Wednesday, Sean O. dropped it off because it wasn't shifting. He also wanted me to do the left side ball joints before he got new tires/alignment. I did the right side last time. Left still wasn't loose, but when I got them off the vehicle i could tell they weren't long for this world. Good hunch.

Anyway, no shift. I thought we'd change the fluid. It was very burnt looking. It seemed to help at first, but then the problem recurred.
"what could cause this?" I asked myself. It's almost as if the clutch is not releasing, but i know it is.
Clutch pedal is fine, clutch releases and engages, no slipping, obvious release. It doesn't seem to be internal to the transmission. It acts quite like i have my foot off the clutch pedal in neutral.
Hmmmm.
I ran it by my brother the genius.
"pilot bearing" he says.
"D'oh" says I. "Of course!"

The pilot bearing is binding. This causes the transmission input shaft to spin, almost as if the clutch was engaged when it is not. It doesn't spin as fast as the engine, as it would if the clutch actually was engaged, but it spins enough to cause a problem.

So I got it apart. Dropped the trans, removed clutch. Clutch is down to the minimum, though not to the rivets yet. Spec says replace. It might last another year or so, but not worth the labor to drop the trans again. Pilot bearing is shot. The little needle bearings in it fall out, along with rust and dust, and some of the needles look like hand rolled play-dough.

The input shaft to the transmission rides in this bearing, so of course it also looks like crap. I de-burred it and polished it. It was very shiny and appeared smooth when i was done.
For the record, I've always disliked needle bearing type pilot bearings. Ford uses them on some vehicles. Most others use brass bushings.

I put the whole kaboodle in (it came with the kit), added fluid, dropped it down, started up.
"ker-chirp" then fine,- shut off.
"That sounded like the pilot was binding." thought i. "Crap!" thought i.
I started it again. Same.
3rd time no noise.
let's try to put it in gear.
Nope.
Damn!
I have to do the whole thing again tomorrow.

Whatever shall i do to make sure I don't have another needle bearing pilot failure?
I suppose it actually depends on what it all looks like when i get it out. The input shaft looked salvageable to me, but these needle bearings seem pretty picky.

to be continued..........
s.k. friday, 9/29, 1:19 AM


Friday, 9/29
9:38AM
Coffee and a trip to NAPA

11:02AM
I have removed the interior shifter, and successfully raised the vehicle. again.

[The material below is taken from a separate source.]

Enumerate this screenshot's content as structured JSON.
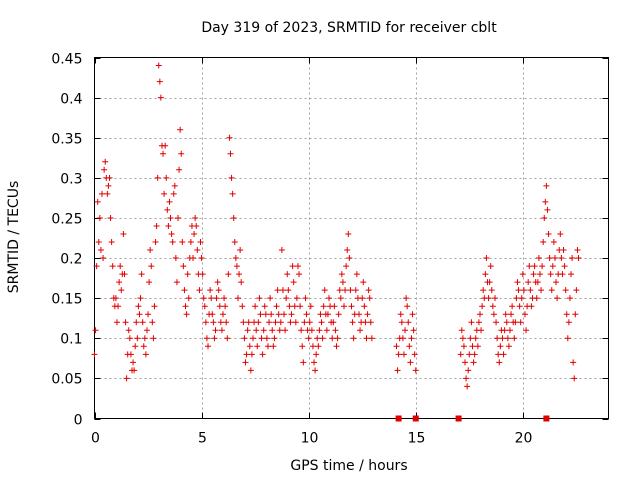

Maybe I'll eat some cereal.

12:31PM
Operation "Eat Cereal"
Objective: Locate and engage oatmeal. Consume.
Mission Accomplished.

Oh, and i got the transmission out. Again.

The pilot bearing looks unharmed, but I am replacing it anyway. Removing it might not be too fun.
The input shaft looks as good as it did when I polished it yesterday.
Running my fingertips over it though I can feel irregularities. I slid the new pilot on it and it isn't entirely smooth spinning. I'll have to smooth the shaft a tad more.

3:04
crap.
input shaft appears to still be binding. Not as badly as yesterday, but still not good. Hard shifting still.
I should have measured the runout of the shaft.

3rd time's a charm.

5:00PM

Input shaft has .009" runout. I don't have the spec, but that's quite a bit of runout. .003"
might be tolerable. It actually looks like it's out of round rather than bent. There are dark heat lines on the high spots. Time to call the owner and discuss it.